From its conception six years ago, YCF has maintained a partnership with City Gate. Patrick is one of many residents that Mary has empowered with a new sense of community, success, and hope along with much appreciated financial support. Mary described YCF’s vision and said, “We serve as a model for sustainable food production for other neighborhoods in our city, other cities in our county, and beyond. And, most importantly, York Community Farms helps individuals maintain a living wage, build a resume and create meaningful internships. The internships are a pathway to employment for our community’s under-served populations including veterans, homeless, and justice-involved individuals.” YCF has empowered members of Whatcom community time and again. Mary added, “The Farm has awarded 27 internships over the past five years valued at $40,000.” That is no small investment in the Bellingham community that they serve!
In addition to asking Patrick back for repeated internships, Mary actively supports his pursuit of things to come. Today, he has a choice to make regarding his future. Patrick could continue on with a long-term career with YCF as they evolve their project to include aquaponics farming with mentors from Bellingham Technical College’s Fisheries program. Aquaponics is a system that combines conventional aquaculture (raising aquatic animals such as snails, fish, crayfish or prawns in tanks) with hydroponics (cultivating plants in water) in a symbiotic environment. Or, Patrick could enroll in the Aquaponics program in the college and become a mentor to future interns at YCF (an opportunity to teach his teacher something new)!
During his time at City Gate, Patrick faced many life challenges, large and small. He has completed all requirements of legal supervision, notably improved his physical health, and supported others in their recovery efforts. He has also done the work required to learn the necessary skills to significantly decrease the frequency and intensity of anxiety, panic attacks, and depression.

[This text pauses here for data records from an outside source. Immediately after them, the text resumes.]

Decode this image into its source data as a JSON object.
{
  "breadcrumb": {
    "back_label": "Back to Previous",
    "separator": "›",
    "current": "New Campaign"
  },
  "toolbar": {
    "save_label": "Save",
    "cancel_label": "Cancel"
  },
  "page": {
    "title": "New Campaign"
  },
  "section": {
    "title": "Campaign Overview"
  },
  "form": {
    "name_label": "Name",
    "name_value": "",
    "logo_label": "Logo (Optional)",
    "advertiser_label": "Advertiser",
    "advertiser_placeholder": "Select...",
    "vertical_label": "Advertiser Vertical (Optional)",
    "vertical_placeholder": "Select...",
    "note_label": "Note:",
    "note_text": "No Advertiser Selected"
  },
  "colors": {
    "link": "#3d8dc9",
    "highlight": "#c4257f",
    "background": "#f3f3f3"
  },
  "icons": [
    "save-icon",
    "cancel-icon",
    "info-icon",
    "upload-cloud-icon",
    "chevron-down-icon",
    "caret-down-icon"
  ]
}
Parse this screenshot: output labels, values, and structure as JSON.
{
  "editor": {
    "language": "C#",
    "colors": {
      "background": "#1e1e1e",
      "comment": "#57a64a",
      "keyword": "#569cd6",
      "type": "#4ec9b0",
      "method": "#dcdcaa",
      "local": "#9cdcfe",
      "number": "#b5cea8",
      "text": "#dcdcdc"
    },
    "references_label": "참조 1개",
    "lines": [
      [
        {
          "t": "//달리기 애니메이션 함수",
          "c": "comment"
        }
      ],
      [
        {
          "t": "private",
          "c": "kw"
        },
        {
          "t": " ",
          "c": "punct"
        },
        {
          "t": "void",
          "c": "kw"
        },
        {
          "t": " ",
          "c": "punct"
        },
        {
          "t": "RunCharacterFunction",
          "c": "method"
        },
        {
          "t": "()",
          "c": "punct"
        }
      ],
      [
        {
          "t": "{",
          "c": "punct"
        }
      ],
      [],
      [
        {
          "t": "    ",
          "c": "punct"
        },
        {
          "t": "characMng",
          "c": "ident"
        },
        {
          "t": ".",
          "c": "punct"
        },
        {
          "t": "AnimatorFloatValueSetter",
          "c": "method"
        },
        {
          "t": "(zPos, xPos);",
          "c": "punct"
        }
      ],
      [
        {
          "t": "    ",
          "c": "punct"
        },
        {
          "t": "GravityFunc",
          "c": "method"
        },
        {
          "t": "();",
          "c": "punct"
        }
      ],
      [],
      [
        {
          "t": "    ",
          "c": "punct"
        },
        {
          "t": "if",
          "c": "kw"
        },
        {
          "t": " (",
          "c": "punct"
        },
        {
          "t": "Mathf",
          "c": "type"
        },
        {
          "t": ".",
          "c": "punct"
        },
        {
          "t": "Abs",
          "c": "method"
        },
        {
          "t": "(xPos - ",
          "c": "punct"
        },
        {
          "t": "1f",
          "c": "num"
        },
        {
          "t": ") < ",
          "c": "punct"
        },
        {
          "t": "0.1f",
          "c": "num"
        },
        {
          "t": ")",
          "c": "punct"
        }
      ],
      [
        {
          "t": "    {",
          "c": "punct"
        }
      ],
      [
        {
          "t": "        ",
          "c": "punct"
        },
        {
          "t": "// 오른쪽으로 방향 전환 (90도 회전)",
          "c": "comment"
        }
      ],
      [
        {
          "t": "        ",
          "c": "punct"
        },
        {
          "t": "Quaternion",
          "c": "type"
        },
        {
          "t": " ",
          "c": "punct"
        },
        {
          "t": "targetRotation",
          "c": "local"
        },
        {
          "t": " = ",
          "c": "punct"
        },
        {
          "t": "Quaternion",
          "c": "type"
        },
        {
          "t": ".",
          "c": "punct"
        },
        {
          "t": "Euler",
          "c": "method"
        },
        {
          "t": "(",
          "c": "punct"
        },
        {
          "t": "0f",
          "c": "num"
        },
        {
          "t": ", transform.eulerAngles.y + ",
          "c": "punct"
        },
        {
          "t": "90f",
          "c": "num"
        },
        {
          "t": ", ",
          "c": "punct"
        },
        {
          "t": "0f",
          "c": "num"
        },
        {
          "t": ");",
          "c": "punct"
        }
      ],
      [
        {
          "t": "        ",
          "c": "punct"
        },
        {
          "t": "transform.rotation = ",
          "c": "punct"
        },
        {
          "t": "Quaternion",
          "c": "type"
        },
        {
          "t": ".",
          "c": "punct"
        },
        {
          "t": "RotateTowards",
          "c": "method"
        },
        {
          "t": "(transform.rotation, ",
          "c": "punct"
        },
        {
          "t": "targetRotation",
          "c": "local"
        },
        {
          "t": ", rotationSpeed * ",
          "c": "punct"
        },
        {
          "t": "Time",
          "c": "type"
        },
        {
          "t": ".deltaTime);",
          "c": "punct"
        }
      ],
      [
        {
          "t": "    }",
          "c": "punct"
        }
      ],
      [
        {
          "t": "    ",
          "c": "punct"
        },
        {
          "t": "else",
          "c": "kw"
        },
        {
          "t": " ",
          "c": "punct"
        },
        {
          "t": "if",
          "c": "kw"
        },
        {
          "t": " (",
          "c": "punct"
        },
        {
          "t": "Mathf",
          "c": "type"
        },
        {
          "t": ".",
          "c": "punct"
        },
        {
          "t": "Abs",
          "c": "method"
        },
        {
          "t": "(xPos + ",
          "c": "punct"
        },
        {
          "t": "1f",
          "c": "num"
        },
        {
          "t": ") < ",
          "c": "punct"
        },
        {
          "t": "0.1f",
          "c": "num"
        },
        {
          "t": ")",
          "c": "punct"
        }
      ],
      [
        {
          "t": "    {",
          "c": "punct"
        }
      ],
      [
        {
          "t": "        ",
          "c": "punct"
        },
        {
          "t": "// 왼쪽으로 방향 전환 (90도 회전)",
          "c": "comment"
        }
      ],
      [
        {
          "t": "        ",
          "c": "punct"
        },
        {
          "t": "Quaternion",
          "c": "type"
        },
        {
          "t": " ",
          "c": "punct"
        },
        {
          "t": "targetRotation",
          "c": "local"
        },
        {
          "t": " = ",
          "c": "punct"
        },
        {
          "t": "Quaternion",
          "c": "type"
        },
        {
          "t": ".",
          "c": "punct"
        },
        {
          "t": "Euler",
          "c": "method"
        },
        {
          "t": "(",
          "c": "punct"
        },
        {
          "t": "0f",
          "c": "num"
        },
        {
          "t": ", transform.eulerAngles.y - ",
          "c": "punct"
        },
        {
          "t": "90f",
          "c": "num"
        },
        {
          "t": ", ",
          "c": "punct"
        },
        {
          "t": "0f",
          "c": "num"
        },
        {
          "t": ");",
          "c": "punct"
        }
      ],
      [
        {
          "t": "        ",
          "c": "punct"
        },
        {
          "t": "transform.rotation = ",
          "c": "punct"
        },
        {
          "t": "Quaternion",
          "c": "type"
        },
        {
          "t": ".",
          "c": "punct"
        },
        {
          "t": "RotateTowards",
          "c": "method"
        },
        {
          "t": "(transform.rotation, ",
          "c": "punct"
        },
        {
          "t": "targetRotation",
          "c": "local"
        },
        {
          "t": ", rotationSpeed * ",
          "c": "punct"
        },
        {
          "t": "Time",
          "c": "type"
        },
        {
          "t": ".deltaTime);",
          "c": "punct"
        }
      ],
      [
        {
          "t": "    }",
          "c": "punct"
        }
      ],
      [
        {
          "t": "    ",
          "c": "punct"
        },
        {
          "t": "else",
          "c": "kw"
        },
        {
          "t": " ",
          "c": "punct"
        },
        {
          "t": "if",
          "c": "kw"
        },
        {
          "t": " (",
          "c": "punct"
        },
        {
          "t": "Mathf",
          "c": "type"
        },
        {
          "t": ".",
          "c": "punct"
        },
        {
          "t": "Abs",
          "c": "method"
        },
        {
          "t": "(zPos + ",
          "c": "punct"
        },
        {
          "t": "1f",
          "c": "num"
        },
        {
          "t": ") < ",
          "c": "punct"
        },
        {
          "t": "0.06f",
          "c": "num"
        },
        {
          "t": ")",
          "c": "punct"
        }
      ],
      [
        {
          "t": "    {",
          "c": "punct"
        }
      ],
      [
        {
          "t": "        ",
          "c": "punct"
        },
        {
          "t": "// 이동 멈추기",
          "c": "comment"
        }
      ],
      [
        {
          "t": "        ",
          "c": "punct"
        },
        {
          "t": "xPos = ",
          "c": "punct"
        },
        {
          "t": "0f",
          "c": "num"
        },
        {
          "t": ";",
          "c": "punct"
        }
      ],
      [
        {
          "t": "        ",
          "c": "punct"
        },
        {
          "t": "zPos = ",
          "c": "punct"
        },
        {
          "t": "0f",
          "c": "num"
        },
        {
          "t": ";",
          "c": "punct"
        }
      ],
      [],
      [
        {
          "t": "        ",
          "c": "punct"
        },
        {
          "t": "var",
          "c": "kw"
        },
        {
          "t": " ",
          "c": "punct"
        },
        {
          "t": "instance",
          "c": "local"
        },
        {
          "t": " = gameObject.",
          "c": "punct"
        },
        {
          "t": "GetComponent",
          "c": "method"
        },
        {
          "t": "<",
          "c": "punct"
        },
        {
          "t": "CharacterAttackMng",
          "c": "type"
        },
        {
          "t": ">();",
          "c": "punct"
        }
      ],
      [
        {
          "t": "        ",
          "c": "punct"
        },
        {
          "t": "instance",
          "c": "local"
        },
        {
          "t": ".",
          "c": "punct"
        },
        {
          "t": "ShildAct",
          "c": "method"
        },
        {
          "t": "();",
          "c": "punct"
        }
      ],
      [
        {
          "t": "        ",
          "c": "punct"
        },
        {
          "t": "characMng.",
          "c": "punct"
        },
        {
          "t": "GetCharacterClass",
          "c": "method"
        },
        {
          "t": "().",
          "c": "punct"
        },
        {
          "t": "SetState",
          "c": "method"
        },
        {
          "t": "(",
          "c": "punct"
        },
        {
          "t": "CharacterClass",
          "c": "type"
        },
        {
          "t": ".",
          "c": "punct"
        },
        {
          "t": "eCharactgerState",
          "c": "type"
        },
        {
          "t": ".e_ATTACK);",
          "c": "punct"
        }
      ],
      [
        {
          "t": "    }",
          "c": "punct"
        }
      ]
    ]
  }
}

However, some challenges were harder than others. An unhealthy romantic relationship influenced his decision to relapse for about two weeks. During that time he did not show up for, or call into, work or engage in routine case management appointments. Eventually, he chose to be honest, take responsibility for his actions and make appropriate amends. By being accountable, his work, and other key relationships were preserved. Patrick worked with case managers to develop his own recovery contract and did what was necessary to achieve stability and walk through these experiences with honor and dignity.
Patrick now feels prosperous and stated, “Mentally and physically my outlook on life is a lot brighter.” In under a year and a half, he has developed life skills including budgeting time and resources, as well as exercising self-advocacy and healthy boundaries with professionals and fellow community members alike. He also continues to give back to the community by helping out around City Gate and volunteering at Garden Street Church, a community partner in the area. We are so proud of Patrick’s hard work and focus on becoming an exemplary citizen in the community!